La noche eterna y sombría, la lluvia mojando su rubia cabellera, peleando contra el enemigo de toda su vida por la princesa que permanecía encerrada en el palacio de aquél maleante. Sus brazos ya dormidos del frío, su vista cansada de tanta sangre derramada en todas sus batallas, la pierna que apenas le respondía de las cortadas y apuñaladas, su propia vida resbalándole por el cuello, el pecho y el torso de su pequeño cuerpo, mareado, cansado. Ya no podía hacerlo más, pero esa hermosa valentía siempre debía permanecer. Nada iba a impedirle salvar al reino y la tierra que le dio vida.

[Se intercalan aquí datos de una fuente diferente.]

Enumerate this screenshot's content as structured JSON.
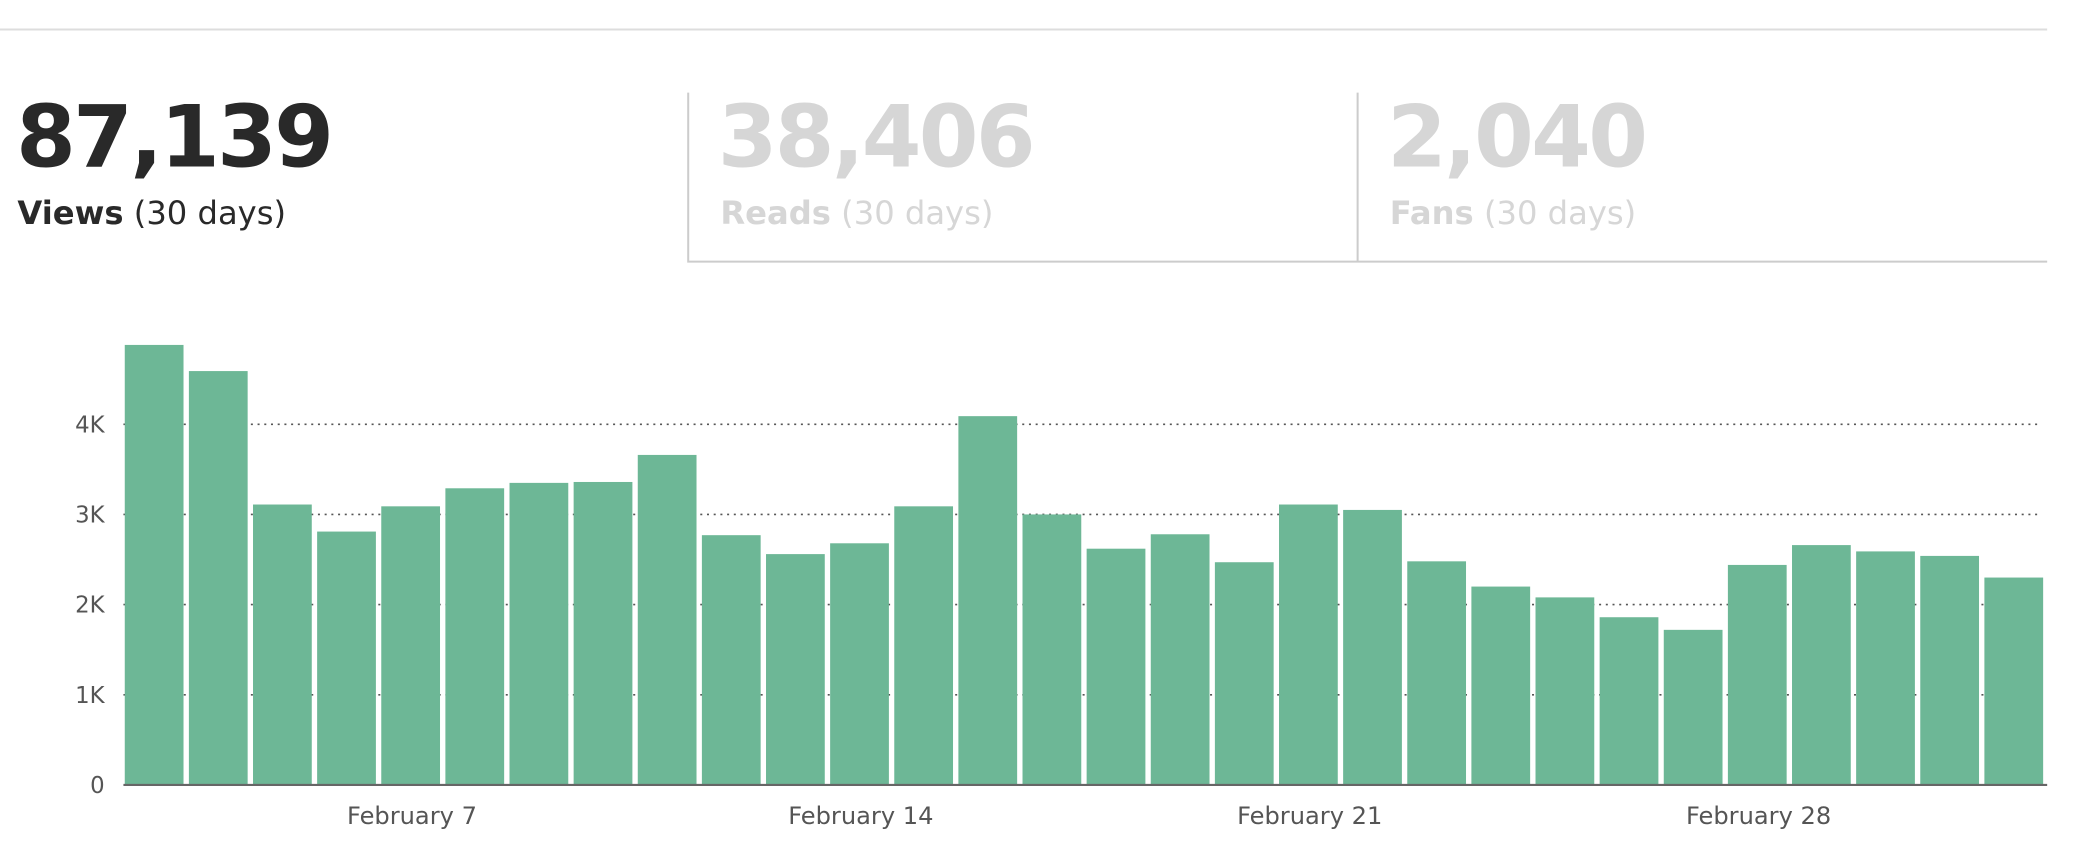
{
  "stats": [
    {
      "value": "87,139",
      "label": "Views",
      "period": "(30 days)"
    },
    {
      "value": "38,406",
      "label": "Reads",
      "period": "(30 days)"
    },
    {
      "value": "2,040",
      "label": "Fans",
      "period": "(30 days)"
    }
  ],
  "chart_data": {
    "type": "bar",
    "categories": [
      null,
      null,
      null,
      null,
      "February 7",
      null,
      null,
      null,
      null,
      null,
      null,
      "February 14",
      null,
      null,
      null,
      null,
      null,
      null,
      "February 21",
      null,
      null,
      null,
      null,
      null,
      null,
      "February 28",
      null,
      null,
      null,
      null
    ],
    "values": [
      4880,
      4590,
      3110,
      2810,
      3090,
      3290,
      3350,
      3360,
      3660,
      2770,
      2560,
      2680,
      3090,
      4090,
      3000,
      2620,
      2780,
      2470,
      3110,
      3050,
      2480,
      2200,
      2080,
      1860,
      1720,
      2440,
      2660,
      2590,
      2540,
      2300
    ],
    "color": "#6db796",
    "ylim": [
      0,
      5000
    ],
    "yticks": [
      0,
      {
        "value": 1000,
        "label": "1K"
      },
      {
        "value": 2000,
        "label": "2K"
      },
      {
        "value": 3000,
        "label": "3K"
      },
      {
        "value": 4000,
        "label": "4K"
      }
    ],
    "grid": true
  }
}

Levantando la espada con agallas, trató de lanzarse hacia el enemigo pero este siempre respondía de una forma burlona y el pobre héroe terminaba caído, lastimándose las rodillas. La lluvia no cesaba, el piso era resbaloso y apenas podía ponerse de pie. Se recargó con su propia espada tratando de levantar la mirada, pero aquél maldito ya estaba a unos centímetros de él. Le dio un puñetazo en la cara, teniendo piedad, sin usar ni magia ni esa enorme espada que traía entre manos. Pobre imbécil, decía aquél con lástima al ver el joven héroe, caído entre sus pies. Era obvio que él intentó de nueva cuenta levantarse para darle algún golpe, pero era más que obvio que su enemigo estaba ganando la batalla. Patada tras patada, puñetazo tras puñetazo, el héroe permanecía quieto, intentaba levantarse, sin embargo ya no era posible.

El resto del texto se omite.